Dall’altro lato vi sono i costi dell’eventuale intervento. Anche qui, il lavoro di ricerca ha riguardato più la mitigazione, in quanto soluzione per eliminare il problema, anche se i costi delle politiche di adattamento, più rilevanti a breve andare, sono oggetto di crescente analisi.
Valutare i costi della mitigazione vuol dire quantificare i costi delle politiche di riduzione delle emissioni: a titolo di esempio, il Quarto rapporto dell’Ipcc pubblicato nel 2007 indica che il contenimento dell’aumento della temperatura globale a +2 °C relativamente all’era preindustriale costerebbe nel 2050 circa lo 0,12% annuo di pil mondiale o il 5% cumulativamente da oggi fino ad allora. I costi dell’adattamento, invece, sono molto differenziati tra regioni del mondo, a causa del diverso grado di vulnerabilità che esse hanno agli effetti dei cambiamenti climatici.
Un recente studio della Banca mondiale indica che per l’Africa sub-sahariana, la regione più debole, il costo delle politiche di adattamento raggiungerebbe lo 0,7% del pil annuo della regione nel 2020, per scendere allo 0,5% nel 2050. Nel momento dell’annuncio del noto pacchetto europeo energia-clima denominato ‘20-20-20’ il 23 gennaio 2008 scorso, il presidente della Commissione europea José Manuel Barroso dichiarava che, mentre le misure proposte costerebbero 3 euro in media a settimana, «il costo dell’inazione è fino a 10 volte più elevato di ciò che qui proponiamo». Questo accostamento ben evidenzia il problema economico della scelta che scaturisce dal confronto tra costi e benefici (attesi e percepiti).

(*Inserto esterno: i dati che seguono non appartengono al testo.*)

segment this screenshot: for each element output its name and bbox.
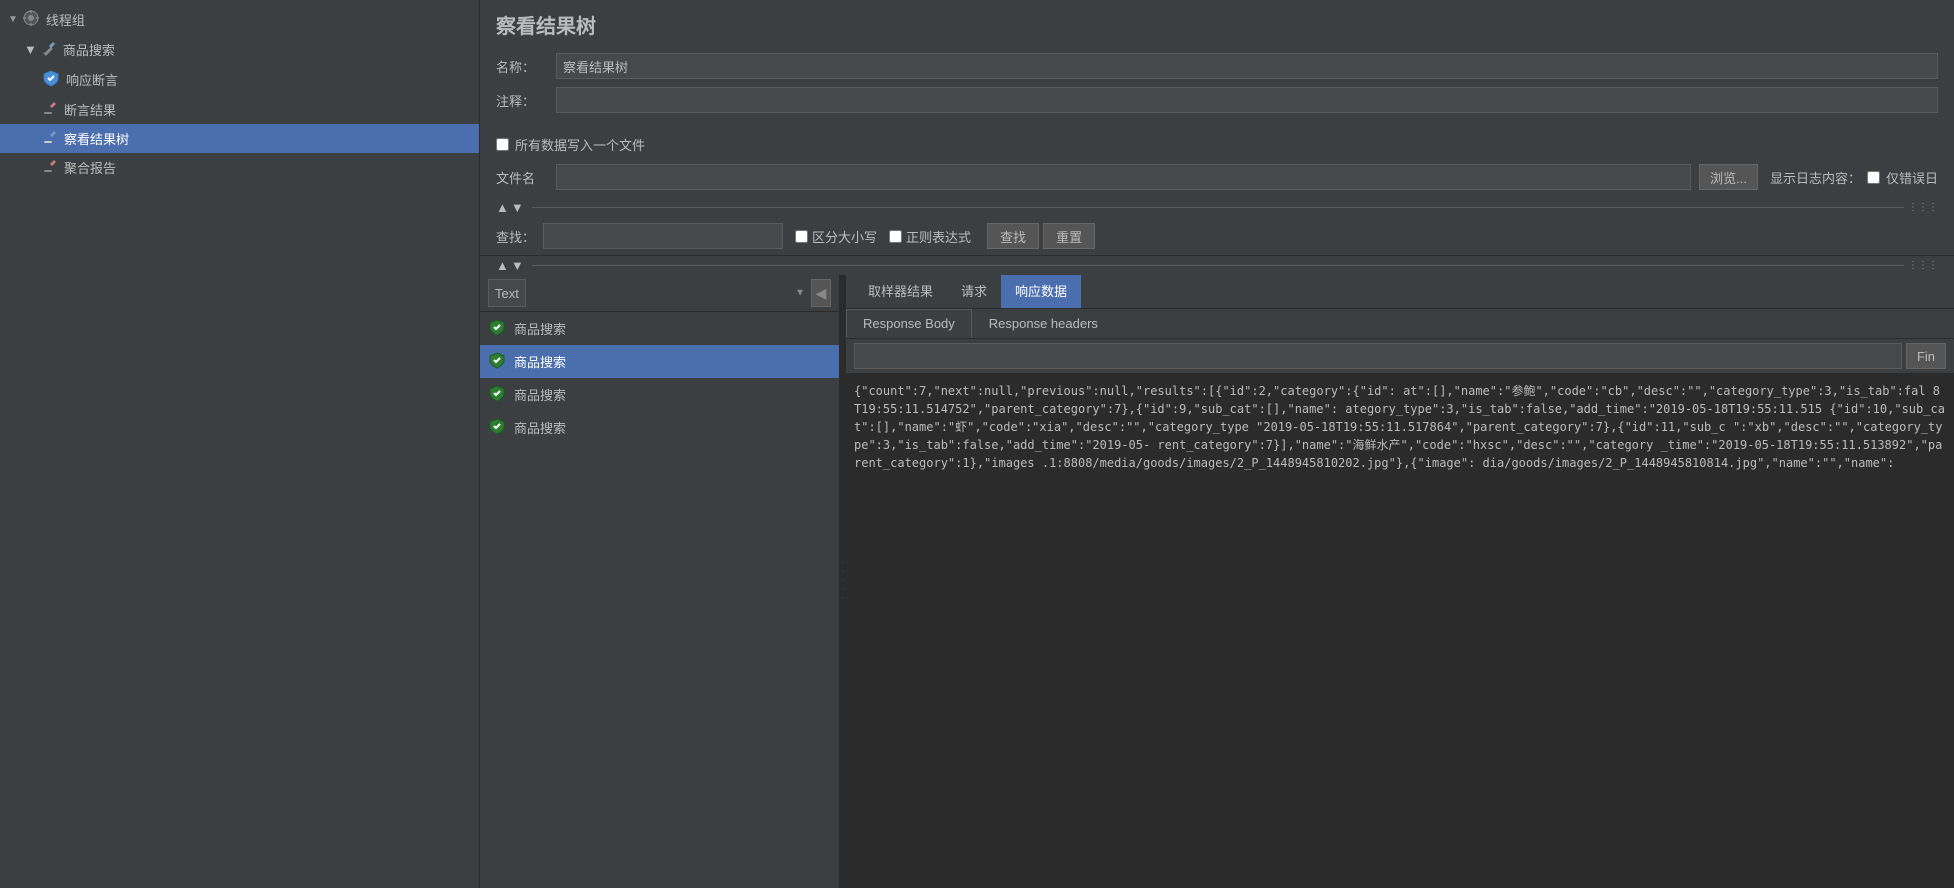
gear-icon <box>22 9 40 30</box>
pencil-view-icon <box>42 129 58 148</box>
divider-line-1 <box>532 207 1904 208</box>
search-input[interactable] <box>543 223 783 249</box>
select-wrapper: Text <box>488 279 809 307</box>
sidebar-item-view-result-label: 察看结果树 <box>64 129 129 148</box>
response-find-button[interactable]: Fin <box>1906 343 1946 369</box>
down-arrow[interactable]: ▼ <box>511 200 524 215</box>
response-search-row: Fin <box>846 339 1954 374</box>
sidebar-item-goods-search-label: 商品搜索 <box>63 40 115 59</box>
reset-button[interactable]: 重置 <box>1043 223 1095 249</box>
up-arrow-2[interactable]: ▲ <box>496 258 509 273</box>
filename-input[interactable] <box>556 164 1691 190</box>
sidebar-item-aggregate-label: 聚合报告 <box>64 158 116 177</box>
page-title: 察看结果树 <box>480 0 1954 45</box>
find-button[interactable]: 查找 <box>987 223 1039 249</box>
name-input[interactable] <box>556 53 1938 79</box>
case-sensitive-checkbox[interactable] <box>795 230 808 243</box>
resize-handle-1[interactable]: ⋮⋮⋮ <box>1908 202 1938 213</box>
comment-input[interactable] <box>556 87 1938 113</box>
file-row: 文件名 浏览... 显示日志内容： 仅错误日 <box>480 160 1954 198</box>
sidebar-item-response-assert-label: 响应断言 <box>66 70 118 89</box>
sub-tab-response-headers[interactable]: Response headers <box>972 309 1115 338</box>
tabs-row: 取样器结果 请求 响应数据 <box>846 275 1954 309</box>
tab-request[interactable]: 请求 <box>947 275 1001 308</box>
tab-sampler-result[interactable]: 取样器结果 <box>854 275 947 308</box>
tree-item-label-3: 商品搜索 <box>514 385 566 404</box>
pencil-icon <box>41 40 57 59</box>
tree-list: 商品搜索 商品搜索 <box>480 312 839 888</box>
search-options: 区分大小写 正则表达式 <box>795 227 983 246</box>
name-row: 名称： <box>496 53 1938 79</box>
regex-label: 正则表达式 <box>906 227 971 246</box>
sidebar-item-goods-search-group[interactable]: ▼ 商品搜索 <box>0 35 479 64</box>
search-row: 查找： 区分大小写 正则表达式 查找 重置 <box>480 217 1954 256</box>
pencil-aggregate-icon <box>42 158 58 177</box>
main-panel: 察看结果树 名称： 注释： 所有数据写入一个文件 文件名 浏览... 显示日志内… <box>480 0 1954 888</box>
response-body: {"count":7,"next":null,"previous":null,"… <box>846 374 1954 888</box>
sidebar: ▼ 线程组 ▼ 商品搜索 <box>0 0 480 888</box>
up-arrow[interactable]: ▲ <box>496 200 509 215</box>
form-section: 名称： 注释： <box>480 45 1954 129</box>
tree-item-label-4: 商品搜索 <box>514 418 566 437</box>
tree-item-label-2: 商品搜索 <box>514 352 566 371</box>
sidebar-item-view-result-tree[interactable]: 察看结果树 <box>0 124 479 153</box>
sidebar-group-thread[interactable]: ▼ 线程组 <box>0 4 479 35</box>
pencil-assert-icon <box>42 100 58 119</box>
tree-item[interactable]: 商品搜索 <box>480 312 839 345</box>
name-label: 名称： <box>496 57 556 76</box>
sub-tab-response-body[interactable]: Response Body <box>846 309 972 338</box>
tree-item-3[interactable]: 商品搜索 <box>480 378 839 411</box>
triangle-group-icon: ▼ <box>24 42 37 57</box>
sidebar-item-assert-result[interactable]: 断言结果 <box>0 95 479 124</box>
log-checkbox[interactable] <box>1867 171 1880 184</box>
case-sensitive-label: 区分大小写 <box>812 227 877 246</box>
shield-icon-1 <box>488 318 506 339</box>
log-content-label: 显示日志内容： <box>1770 168 1861 187</box>
response-search-input[interactable] <box>854 343 1902 369</box>
all-data-label: 所有数据写入一个文件 <box>515 135 645 154</box>
down-arrow-2[interactable]: ▼ <box>511 258 524 273</box>
sidebar-item-response-assert[interactable]: 响应断言 <box>0 64 479 95</box>
sub-tabs-row: Response Body Response headers <box>846 309 1954 339</box>
divider-line-2 <box>532 265 1904 266</box>
tree-type-select[interactable]: Text <box>488 279 526 307</box>
sidebar-group-label: 线程组 <box>46 10 85 29</box>
divider-row-2: ▲ ▼ ⋮⋮⋮ <box>480 256 1954 275</box>
resize-handle-2[interactable]: ⋮⋮⋮ <box>1908 260 1938 271</box>
select-arrow-btn[interactable]: ◀ <box>811 279 831 307</box>
tree-area: Text ◀ 商品搜索 <box>480 275 840 888</box>
shield-icon-2 <box>488 351 506 372</box>
divider-row-1: ▲ ▼ ⋮⋮⋮ <box>480 198 1954 217</box>
shield-response-icon <box>42 69 60 90</box>
sidebar-item-aggregate-report[interactable]: 聚合报告 <box>0 153 479 182</box>
tree-item-4[interactable]: 商品搜索 <box>480 411 839 444</box>
error-only-label: 仅错误日 <box>1886 168 1938 187</box>
tab-response-data[interactable]: 响应数据 <box>1001 275 1081 308</box>
all-data-checkbox[interactable] <box>496 138 509 151</box>
all-data-checkbox-row: 所有数据写入一个文件 <box>480 129 1954 160</box>
tree-item-selected[interactable]: 商品搜索 <box>480 345 839 378</box>
filename-label: 文件名 <box>496 168 556 187</box>
regex-checkbox[interactable] <box>889 230 902 243</box>
sidebar-item-assert-result-label: 断言结果 <box>64 100 116 119</box>
search-label: 查找： <box>496 227 535 246</box>
shield-icon-3 <box>488 384 506 405</box>
browse-button[interactable]: 浏览... <box>1699 164 1758 190</box>
comment-row: 注释： <box>496 87 1938 113</box>
comment-label: 注释： <box>496 91 556 110</box>
right-panel: 取样器结果 请求 响应数据 Response Body Response hea… <box>846 275 1954 888</box>
shield-icon-4 <box>488 417 506 438</box>
tree-item-label-1: 商品搜索 <box>514 319 566 338</box>
triangle-icon: ▼ <box>8 14 18 25</box>
tree-select-row: Text ◀ <box>480 275 839 312</box>
split-area: Text ◀ 商品搜索 <box>480 275 1954 888</box>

Nel momento in cui si debba procedere all’adozione di politiche di contrasto dei cambiamenti climatici sorge un’enorme difficoltà, associata proprio alla natura globale, ma con cause ed effetti differenziati, del fenomeno. Per un’azione efficace è infatti necessario adottare un accordo internazionale secondo cui tutti i paesi del pianeta, in quanto tutti corresponsabili, concorrano alla soluzione con politiche domestiche potenzialmente costose per le proprie economie. Allo stesso tempo, tali paesi dovranno concorrere in misura differenziata, in quanto non sono tutti egualmente responsabili del problema e non tutti subiscono le conseguenze avverse in egual misura.
Qui sta tutta la difficoltà, storicamente sperimentata fino ad oggi – da Kyoto a Copenhagen fino alla recente conferenza di Cancún – di raggiungere un accordo internazionale che sia efficace, efficiente ed equo.
Efficace in quanto operi una riduzione delle emissioni di gas serra sufficientemente ampia per controllare l’evoluzione del clima secondo la misura suggerita dagli scienziati.
Efficiente, così da comportare una distribuzione degli oneri che minimizzi il costo complessivo degli interventi.
Equo in maniera tale da distribuire tra le regioni l’onere dell’intervento in proporzione alle loro responsabilità – storiche, correnti e prospettiche – nonché alle capacità delle loro economie.
In un accordo internazionale queste tre caratteristiche sono spesso in conflitto tra loro e come tali difficili da contemperare soprattutto quando il problema da risolvere sia epocale, come è il caso dei cambiamenti climatici. È per questo che un compromesso, se le posizioni sono tra loro inizialmente molto distanti, resta assai difficile da raggiungere.